Amsterdam got its first coffee shop in 1972, located on the Weesperzijde, it emerged as the logical step for friends and likeminded individuals to get together and enjoy some marijuana or hash. So, what was the reason for the success of the coffee shop, essentially, they only dispensed marijuana and extractions, there were other establishments in Amsterdam where you could obtain weed but they also provided heavier drugs and at that point in time the Dutch authorities were more worried about heavier drugs (heroin, cocaine etc.), so they allowed the coffee shops to flourish, and unlike the original coffee shops (coffee houses) women were allowed to go in.
In Spain coffee shops are known as Cannabis Social Clubs (CSC), they are also establishments where (to emphasise the point):
‘Rumours of the health benefits of marijuana are abundant, and coffee-houses encourage sobriety, rational thought, and articulate political discussion, whereas taverns merely provided a haven for irreverence and intoxication.’

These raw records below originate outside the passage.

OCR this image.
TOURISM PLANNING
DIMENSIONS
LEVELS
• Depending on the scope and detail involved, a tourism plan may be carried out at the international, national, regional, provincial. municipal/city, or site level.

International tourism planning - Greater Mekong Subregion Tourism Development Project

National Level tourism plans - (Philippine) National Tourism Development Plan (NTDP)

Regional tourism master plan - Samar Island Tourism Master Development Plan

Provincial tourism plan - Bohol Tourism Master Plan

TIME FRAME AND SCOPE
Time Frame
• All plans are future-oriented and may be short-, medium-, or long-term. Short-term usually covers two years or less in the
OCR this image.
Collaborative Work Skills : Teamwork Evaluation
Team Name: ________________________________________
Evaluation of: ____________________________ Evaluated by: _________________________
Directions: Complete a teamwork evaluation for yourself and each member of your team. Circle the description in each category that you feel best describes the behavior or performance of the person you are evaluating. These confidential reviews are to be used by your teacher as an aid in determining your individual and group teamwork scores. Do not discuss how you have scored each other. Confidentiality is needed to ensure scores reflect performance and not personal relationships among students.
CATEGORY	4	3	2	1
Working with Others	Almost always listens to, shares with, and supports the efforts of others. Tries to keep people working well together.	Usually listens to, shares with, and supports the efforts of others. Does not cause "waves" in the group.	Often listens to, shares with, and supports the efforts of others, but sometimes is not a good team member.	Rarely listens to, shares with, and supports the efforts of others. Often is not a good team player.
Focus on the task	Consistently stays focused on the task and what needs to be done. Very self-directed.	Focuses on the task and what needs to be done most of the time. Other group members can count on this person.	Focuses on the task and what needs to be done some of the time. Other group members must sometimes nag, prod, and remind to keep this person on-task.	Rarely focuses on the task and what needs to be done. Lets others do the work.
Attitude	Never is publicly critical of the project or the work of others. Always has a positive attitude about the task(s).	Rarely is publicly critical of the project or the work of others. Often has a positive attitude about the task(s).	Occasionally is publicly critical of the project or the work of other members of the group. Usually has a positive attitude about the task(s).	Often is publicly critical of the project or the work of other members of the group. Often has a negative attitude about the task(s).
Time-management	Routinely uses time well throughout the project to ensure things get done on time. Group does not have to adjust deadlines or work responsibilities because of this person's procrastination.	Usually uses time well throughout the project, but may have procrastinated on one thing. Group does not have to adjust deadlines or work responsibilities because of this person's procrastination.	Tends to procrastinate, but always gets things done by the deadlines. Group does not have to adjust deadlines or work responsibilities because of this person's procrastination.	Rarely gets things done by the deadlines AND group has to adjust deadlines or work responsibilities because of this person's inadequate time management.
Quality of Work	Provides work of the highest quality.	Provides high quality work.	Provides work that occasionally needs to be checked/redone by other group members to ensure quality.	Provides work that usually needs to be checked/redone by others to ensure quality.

The idea of coffee shops and cannabis social clubs, is to enable people who enjoy marijuana a safe environment with good quality marijuana. The coffee shops and clubs promote responsible consumption, they also provide an atmosphere which can encourage mature discussions and a relaxing atmosphere whether you want to just chill out or get involved in the activities. As people find that they know where they can get marijuana without having to hunt it out (often in dangerous areas with very iffy people), their attention starts noticing the extremely positive effects and by coming into contact (in a secure relaxed environment), discussions abound as to the benefits of cannabis in general-not just the relaxing effects of the THC but more importantly the curative effects of CBD.